ODNR was at Bellevue meats, aged him at 3.5yrs.


----------



## Lundy (Apr 5, 2004)

Nice buck, congratulations

Where is the hole in the deer?


----------



## 5Cent (Jun 4, 2004)

In the neck, 3" below white patch. 100% frontal shot, 52yrds, dropped like a sack of bricks.


----------



## johnrude (Mar 29, 2009)

i have shot them in the neck before and them dropped right down. they cannot run with a hole in there neck and head hanging down.


----------



## mpd5094 (Jun 20, 2005)

Cool looking buck


----------



## 5Cent (Jun 4, 2004)

johnrude said:


> i have shot them in the neck before and them dropped right down. they cannot run with a hole in there neck and head hanging down.


LOL, not my first choice of shot placement but he left me no option. He was pushing a doe real hard and was getting ready to bolt.
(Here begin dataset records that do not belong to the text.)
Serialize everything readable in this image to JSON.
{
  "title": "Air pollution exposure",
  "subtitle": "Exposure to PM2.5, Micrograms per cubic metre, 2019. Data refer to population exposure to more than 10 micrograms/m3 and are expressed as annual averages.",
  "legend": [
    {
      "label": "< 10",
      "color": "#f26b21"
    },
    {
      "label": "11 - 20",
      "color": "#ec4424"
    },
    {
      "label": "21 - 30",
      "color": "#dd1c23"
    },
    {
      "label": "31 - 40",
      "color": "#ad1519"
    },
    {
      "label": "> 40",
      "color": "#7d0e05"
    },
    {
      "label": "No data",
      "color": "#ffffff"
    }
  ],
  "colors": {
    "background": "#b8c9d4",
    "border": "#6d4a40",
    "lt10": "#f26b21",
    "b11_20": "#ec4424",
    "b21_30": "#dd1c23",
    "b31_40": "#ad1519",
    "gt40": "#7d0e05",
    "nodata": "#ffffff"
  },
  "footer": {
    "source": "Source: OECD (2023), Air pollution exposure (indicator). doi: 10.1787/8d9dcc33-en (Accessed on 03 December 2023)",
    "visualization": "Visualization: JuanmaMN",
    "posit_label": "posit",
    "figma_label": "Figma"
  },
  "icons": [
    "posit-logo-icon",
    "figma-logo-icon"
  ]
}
I gave him the option to turn sideways, but he made his last conscious mistake facing me

I'd really like to see the big boy that kicked his rear end and broke his left side off!


----------



## sherman51 (Apr 12, 2011)

i like a frontal neck shot like that, but i shot a buck one time in the side of the neck. and i had a double barrel 50 cal, had one barrel sighted in on iron sights and the other side on the scope. i cocked the scope side when i first seen him. then when he got about 10 yrds i cocked the iron site barrel so i had both barrels cocked and when i shot, both barrels fired. had the gun set up with a hair trigger. but anyway he went down then got back up and ran around in a circle blaating like a baby crying, with its head just hanging down. i started to shoot it again when i seen both barrels had fired. i reloaded and did a head shot at about 10 yrds. then i checked its neck, and there was 2 holes about 2 inches apart. i,ve never took another side neck shot. he wasnt going anywhere thats for sure. but i just didnt like all the crying,LOL. but it is a good shot to stop a deer, i just dont like it. but i,ve shot a few head on and they have all dropped in there tracks.
sherman


----------